Supplementary Figure 6: Germline mutations in met-2 set-25 worms.

Further verification and characterization of the mutations detected in the genome sequencing experiment described in Figure 6. (a) Number and distribution of single-nucleotide variants (SNVs) or polymorphisms observed in the sequencing experiment described in Figure 6a. No dinucleotide preferences were found among SNVs. (b) Sketch of a complex rearrangement involving a Tc3 transposon, found exclusively in the met-2 set-25 genome. The rearrangement was identified by genome sequencing. The graph to the left indicates the precise site of Tc3 insertion.
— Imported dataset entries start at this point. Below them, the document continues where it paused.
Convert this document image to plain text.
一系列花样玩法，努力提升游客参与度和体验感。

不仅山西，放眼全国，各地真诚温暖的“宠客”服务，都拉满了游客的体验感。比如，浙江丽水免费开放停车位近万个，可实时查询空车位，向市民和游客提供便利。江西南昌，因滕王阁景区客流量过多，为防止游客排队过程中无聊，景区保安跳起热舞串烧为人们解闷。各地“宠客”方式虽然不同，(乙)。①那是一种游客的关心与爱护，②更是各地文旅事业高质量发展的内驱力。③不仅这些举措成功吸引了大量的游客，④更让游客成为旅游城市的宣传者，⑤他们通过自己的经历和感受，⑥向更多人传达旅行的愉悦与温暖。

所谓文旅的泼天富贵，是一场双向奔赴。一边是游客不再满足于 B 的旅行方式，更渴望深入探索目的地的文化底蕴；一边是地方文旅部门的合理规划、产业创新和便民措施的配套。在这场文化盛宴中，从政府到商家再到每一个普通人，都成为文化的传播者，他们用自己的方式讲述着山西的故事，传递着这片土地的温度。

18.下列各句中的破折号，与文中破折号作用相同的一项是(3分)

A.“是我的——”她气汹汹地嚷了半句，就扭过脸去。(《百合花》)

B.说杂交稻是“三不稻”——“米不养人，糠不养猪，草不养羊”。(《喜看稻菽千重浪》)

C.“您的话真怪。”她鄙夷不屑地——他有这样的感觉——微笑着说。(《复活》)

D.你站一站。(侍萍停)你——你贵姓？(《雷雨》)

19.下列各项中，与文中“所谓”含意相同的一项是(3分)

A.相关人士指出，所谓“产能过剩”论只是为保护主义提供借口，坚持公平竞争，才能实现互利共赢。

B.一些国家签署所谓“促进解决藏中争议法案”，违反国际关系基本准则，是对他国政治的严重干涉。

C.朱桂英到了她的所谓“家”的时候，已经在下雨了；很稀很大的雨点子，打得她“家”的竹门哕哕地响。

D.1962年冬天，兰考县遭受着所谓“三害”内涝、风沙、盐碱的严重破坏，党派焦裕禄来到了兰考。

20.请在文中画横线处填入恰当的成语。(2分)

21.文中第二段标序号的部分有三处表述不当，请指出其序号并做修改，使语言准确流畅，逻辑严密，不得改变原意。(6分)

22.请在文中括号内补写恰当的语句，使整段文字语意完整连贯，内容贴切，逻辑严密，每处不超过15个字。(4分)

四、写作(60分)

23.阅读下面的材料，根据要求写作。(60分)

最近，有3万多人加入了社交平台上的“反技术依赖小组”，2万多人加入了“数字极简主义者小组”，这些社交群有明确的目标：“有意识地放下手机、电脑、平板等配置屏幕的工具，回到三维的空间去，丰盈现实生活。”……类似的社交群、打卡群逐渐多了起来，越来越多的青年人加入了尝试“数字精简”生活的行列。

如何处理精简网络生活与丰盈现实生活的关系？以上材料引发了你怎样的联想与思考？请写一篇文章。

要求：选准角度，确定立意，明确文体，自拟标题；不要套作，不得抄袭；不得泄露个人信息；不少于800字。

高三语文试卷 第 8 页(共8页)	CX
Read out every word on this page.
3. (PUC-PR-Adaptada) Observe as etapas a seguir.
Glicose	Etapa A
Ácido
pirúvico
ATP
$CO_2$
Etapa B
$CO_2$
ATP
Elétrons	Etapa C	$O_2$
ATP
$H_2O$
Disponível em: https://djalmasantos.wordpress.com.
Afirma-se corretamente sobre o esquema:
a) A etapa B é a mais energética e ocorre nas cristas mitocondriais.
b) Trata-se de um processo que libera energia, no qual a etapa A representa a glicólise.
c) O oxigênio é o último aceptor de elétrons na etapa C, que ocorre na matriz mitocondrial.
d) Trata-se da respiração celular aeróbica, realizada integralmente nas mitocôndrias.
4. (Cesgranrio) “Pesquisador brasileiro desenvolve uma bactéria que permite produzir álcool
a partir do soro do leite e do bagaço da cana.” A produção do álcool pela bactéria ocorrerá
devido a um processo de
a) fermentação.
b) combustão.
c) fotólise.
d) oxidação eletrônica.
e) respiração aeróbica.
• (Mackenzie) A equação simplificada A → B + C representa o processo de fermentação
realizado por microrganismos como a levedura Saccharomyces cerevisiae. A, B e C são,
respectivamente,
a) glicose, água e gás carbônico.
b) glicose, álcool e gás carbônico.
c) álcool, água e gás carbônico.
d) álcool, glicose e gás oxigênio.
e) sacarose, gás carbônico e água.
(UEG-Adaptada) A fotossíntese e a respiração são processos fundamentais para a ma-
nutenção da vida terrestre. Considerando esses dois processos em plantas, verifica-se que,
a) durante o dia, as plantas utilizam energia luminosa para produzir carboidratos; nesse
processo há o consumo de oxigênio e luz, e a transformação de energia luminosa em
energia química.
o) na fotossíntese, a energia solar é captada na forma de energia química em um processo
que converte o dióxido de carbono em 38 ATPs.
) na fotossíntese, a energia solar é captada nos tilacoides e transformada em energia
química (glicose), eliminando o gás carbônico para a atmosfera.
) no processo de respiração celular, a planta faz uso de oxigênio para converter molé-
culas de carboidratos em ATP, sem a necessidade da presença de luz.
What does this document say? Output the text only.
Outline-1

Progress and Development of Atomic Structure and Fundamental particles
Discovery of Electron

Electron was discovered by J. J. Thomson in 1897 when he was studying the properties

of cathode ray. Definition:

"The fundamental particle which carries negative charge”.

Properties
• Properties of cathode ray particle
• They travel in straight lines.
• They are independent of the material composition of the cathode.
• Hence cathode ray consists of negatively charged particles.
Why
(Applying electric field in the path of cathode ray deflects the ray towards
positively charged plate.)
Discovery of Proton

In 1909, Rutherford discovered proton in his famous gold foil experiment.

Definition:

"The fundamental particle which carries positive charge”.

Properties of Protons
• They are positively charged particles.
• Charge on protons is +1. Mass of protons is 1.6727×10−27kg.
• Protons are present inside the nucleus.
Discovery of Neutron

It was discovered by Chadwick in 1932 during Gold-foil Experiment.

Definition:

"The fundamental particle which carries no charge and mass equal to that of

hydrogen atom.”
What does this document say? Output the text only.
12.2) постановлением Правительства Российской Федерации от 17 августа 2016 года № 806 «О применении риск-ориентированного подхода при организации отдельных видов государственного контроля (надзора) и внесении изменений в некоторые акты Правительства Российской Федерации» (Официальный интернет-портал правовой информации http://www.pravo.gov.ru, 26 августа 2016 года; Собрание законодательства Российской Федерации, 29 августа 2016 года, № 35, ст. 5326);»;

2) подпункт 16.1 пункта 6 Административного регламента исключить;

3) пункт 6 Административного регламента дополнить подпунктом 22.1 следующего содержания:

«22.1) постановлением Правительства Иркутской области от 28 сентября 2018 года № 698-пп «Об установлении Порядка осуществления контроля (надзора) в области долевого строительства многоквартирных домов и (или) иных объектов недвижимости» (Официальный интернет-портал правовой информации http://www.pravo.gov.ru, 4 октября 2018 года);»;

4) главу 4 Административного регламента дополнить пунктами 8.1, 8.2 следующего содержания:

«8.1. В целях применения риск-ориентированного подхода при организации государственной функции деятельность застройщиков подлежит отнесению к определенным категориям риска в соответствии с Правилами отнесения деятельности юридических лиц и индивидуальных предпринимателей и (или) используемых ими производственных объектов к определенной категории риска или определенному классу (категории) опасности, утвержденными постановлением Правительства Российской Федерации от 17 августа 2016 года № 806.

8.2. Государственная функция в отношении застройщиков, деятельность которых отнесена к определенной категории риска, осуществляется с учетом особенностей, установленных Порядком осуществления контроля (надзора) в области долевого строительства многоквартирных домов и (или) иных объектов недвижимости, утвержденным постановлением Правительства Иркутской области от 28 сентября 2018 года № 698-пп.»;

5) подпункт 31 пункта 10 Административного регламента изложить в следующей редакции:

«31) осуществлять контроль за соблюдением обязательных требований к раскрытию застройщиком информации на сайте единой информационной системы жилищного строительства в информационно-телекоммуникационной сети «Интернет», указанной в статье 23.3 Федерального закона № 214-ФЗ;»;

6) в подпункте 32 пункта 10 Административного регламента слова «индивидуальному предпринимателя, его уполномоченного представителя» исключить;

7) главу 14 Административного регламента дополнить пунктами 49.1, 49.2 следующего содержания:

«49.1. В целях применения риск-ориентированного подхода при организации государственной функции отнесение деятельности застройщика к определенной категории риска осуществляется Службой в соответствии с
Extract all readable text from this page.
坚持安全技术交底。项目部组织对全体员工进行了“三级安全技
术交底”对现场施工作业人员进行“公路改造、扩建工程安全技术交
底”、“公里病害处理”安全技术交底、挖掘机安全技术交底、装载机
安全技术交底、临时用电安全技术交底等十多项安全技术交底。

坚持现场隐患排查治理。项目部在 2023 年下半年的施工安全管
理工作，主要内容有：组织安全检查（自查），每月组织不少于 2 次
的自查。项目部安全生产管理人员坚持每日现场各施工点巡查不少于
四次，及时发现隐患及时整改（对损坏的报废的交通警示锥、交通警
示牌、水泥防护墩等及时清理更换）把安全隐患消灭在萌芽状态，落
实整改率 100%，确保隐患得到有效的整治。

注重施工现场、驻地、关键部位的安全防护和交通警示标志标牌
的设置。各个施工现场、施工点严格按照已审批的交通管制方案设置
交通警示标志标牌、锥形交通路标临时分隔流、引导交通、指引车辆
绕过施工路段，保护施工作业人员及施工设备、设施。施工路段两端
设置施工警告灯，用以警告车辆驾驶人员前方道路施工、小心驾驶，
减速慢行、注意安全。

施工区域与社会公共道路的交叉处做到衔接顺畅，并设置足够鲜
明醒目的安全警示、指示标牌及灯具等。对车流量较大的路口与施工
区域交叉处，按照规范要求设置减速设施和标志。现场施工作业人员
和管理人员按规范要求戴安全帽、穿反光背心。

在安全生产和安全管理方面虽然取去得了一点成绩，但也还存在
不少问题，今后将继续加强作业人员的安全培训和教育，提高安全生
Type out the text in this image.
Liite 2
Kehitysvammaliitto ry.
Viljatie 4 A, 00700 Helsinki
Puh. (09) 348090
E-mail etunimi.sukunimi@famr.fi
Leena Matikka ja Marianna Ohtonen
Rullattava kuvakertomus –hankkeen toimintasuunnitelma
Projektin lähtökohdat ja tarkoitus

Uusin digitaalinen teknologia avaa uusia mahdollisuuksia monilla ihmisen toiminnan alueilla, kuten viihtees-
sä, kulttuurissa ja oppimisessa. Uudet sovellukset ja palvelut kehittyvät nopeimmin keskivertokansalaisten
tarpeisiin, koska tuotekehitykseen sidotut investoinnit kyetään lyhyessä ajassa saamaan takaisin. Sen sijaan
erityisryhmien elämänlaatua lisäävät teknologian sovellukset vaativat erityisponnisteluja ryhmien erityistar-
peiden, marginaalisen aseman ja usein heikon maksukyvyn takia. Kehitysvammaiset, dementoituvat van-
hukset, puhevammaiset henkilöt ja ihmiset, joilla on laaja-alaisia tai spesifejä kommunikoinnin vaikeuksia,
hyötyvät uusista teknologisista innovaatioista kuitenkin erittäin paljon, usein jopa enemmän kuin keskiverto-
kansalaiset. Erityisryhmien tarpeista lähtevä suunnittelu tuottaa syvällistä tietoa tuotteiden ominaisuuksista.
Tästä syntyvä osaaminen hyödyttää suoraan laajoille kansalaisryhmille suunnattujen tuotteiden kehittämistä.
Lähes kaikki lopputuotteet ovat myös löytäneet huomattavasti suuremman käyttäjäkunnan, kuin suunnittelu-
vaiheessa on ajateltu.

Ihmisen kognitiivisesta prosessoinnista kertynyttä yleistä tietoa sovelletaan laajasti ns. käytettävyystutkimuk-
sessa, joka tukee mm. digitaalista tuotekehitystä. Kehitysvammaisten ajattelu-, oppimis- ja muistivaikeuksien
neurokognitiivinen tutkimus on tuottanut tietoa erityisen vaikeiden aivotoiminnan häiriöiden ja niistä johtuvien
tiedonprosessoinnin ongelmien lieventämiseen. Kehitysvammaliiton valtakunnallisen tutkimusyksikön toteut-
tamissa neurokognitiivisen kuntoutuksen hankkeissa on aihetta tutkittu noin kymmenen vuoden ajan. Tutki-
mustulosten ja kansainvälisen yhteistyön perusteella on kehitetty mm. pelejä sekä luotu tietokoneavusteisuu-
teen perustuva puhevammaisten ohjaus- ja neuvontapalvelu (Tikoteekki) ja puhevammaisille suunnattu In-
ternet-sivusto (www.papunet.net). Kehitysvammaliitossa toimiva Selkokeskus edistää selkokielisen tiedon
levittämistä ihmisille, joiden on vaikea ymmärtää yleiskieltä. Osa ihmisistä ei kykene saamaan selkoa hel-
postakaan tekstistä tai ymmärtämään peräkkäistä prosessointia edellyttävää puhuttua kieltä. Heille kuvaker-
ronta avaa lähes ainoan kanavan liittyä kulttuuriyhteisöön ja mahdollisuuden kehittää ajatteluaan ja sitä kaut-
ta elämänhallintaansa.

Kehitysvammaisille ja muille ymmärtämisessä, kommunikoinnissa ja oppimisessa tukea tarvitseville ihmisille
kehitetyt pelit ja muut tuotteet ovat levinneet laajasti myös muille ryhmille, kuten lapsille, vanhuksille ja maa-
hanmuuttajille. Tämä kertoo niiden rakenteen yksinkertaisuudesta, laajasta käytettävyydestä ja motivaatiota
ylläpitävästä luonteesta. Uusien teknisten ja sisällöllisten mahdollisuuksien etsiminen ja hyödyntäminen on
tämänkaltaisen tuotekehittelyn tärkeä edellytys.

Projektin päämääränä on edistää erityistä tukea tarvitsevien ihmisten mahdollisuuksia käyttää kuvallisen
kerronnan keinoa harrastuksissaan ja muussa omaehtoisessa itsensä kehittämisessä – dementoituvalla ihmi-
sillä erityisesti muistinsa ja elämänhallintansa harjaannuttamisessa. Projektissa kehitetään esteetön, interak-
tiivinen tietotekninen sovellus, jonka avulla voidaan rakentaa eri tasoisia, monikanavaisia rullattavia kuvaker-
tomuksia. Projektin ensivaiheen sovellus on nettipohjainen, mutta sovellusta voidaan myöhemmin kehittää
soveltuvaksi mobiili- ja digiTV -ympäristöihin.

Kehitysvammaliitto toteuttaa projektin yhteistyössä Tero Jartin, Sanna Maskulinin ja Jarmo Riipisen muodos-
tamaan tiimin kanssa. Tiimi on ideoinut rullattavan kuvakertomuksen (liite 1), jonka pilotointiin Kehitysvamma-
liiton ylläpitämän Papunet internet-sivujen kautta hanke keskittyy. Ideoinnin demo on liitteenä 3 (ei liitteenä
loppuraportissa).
Below are H3K9me2 and H3K9me3 ChIP-seq tracks for the region around the Tc3 transposon that provoked the inversion: it bears high levels of H3K9me3 and showed roughly a twofold change in expression in met-2 set-25 over wt gonads at 20 °C. (c) Southern blotting with a probe against Tc3 shows a novel band detected in the met-2 set-25 mutant. (d) Depiction of the rearrangement shown in b indicating the position of the primer pairs used to verify the rearranged genomic context by PCR. PCR confirmation of the rearrangement is shown to the right. (e) Copy number ratios of met-2 set-25 worms relative to wt for the entire telomeric repeat subfamily, and for single telomere repeats. (f) Copy number ratios of met-2 set-25 worms relative to wt for rDNA repeats.